It’s not hard to see what they wanted to make with The Keeping Room, which is why it’s frustrating that they weren’t able to pull it off. It’s got the vibe of a twisted, dark indie thriller using the backdrop of the American Civil War to tell a tale of injustice, loneliness, brutality and the tenacity of the human spirit. The ingredients certainly pique one’s interest – a near silent opening scene establishes firmly the immoral behaviour of a couple Union soldiers. When a woman barks back at a truculent dog we have a sense of surrealism added as well. The reverie is shattered when we see her witness both rape and murder, and the vision of a immolated carriage hurtling aimlessly down a country road certainly bespeaks a fine metaphor for the South at that time.
From there the film keeps up some of its mystery, using a series of intercuts that at first prove puzzling. We soon piece together the dynamic of two sisters living alone with their slave, making a go at the farm that’s been abandoned by all the men who have gone off to fight. The gender dynamic is critical to the film’s more salient elements, along with the inexorable divide between owned and owner. “We’re all niggers now”, the eldest sister declares, digging in the dirt to try and garner sustenance from a land that itself seems in the process of losing its spirit just as the community around them is dying a slow death.

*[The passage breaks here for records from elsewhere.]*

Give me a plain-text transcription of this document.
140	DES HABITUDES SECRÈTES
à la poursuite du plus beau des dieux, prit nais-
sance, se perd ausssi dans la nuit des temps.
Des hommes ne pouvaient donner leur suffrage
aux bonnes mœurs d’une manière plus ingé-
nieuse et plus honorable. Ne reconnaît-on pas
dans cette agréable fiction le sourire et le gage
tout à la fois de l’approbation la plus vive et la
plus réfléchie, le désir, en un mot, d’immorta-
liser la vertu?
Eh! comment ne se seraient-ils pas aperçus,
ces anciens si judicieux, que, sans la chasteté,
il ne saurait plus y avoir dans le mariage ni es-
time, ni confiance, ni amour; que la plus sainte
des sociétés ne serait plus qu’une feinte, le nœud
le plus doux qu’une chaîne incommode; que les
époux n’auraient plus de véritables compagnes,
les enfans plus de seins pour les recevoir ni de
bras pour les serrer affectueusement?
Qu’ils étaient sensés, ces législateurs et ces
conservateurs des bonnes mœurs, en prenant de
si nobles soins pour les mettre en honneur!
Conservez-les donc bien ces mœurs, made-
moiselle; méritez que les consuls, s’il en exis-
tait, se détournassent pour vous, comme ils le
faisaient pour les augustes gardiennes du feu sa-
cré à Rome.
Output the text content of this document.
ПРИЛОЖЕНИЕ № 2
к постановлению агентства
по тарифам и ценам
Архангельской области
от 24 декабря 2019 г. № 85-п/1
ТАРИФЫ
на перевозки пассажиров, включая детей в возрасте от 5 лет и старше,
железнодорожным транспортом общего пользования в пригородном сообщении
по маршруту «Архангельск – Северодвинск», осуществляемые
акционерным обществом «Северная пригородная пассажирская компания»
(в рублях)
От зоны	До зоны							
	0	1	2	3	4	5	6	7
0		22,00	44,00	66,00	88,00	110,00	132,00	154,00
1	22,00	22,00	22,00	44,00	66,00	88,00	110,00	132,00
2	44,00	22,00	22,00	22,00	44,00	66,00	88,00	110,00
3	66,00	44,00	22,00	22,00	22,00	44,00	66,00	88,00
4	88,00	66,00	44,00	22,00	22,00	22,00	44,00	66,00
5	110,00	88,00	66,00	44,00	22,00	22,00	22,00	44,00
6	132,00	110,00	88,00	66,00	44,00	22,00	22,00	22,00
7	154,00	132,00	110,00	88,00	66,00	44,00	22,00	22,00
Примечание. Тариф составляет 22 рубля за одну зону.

All this poetic setup soon leads, unfortunately, to a far more prosaic narrative that echoes less a Southern Gothic tale and more a banal 80s horror flick. As hard as the writer Julia Hart tries she can’t seem to get away from the fact that her protagonists make bad decision after bad decision, no less stupid than the actions of a bunch of teens in a cabin in the woods deciding to “split up” to see what that noise outside is.
It could have been that the tired, clichéd tropes could have taken on new life in this milieu, but unfortunately it plays as the opposite, as if all that wonderful setup is left to fester as the film goes along. There remain sparks – one of the final confrontations does bring up some pretty interesting moralizing – but even that is trumped by some predictable silliness.
Director Daniel Barber is probably best known for Harry Brown, that Michael Caine film from a few years back that also felt like it approached greatness and gave us some nice genre mashing up without quite having it all come together. Here we’ve got Brit Marling, Sam Worthington, Amy Nuttal and Ned Dennehy engaged in a roudtable of revenge. Hailee Steinfeld is underused the most here, and it’s her inevitable echoes to her stunning take in the Coen’s True Grit that truly underscores how far away from true greatness this film is.
The Keeping Room remains a fascinating if highly problematic film, one that contains seeds of greatness that fall upon fallow land. It’s hard to recommend to any but the most completist of Western fans, and with far better contemporary films (like The Salvation or Slow West) deserving of your time, you have plenty of other options to choose from.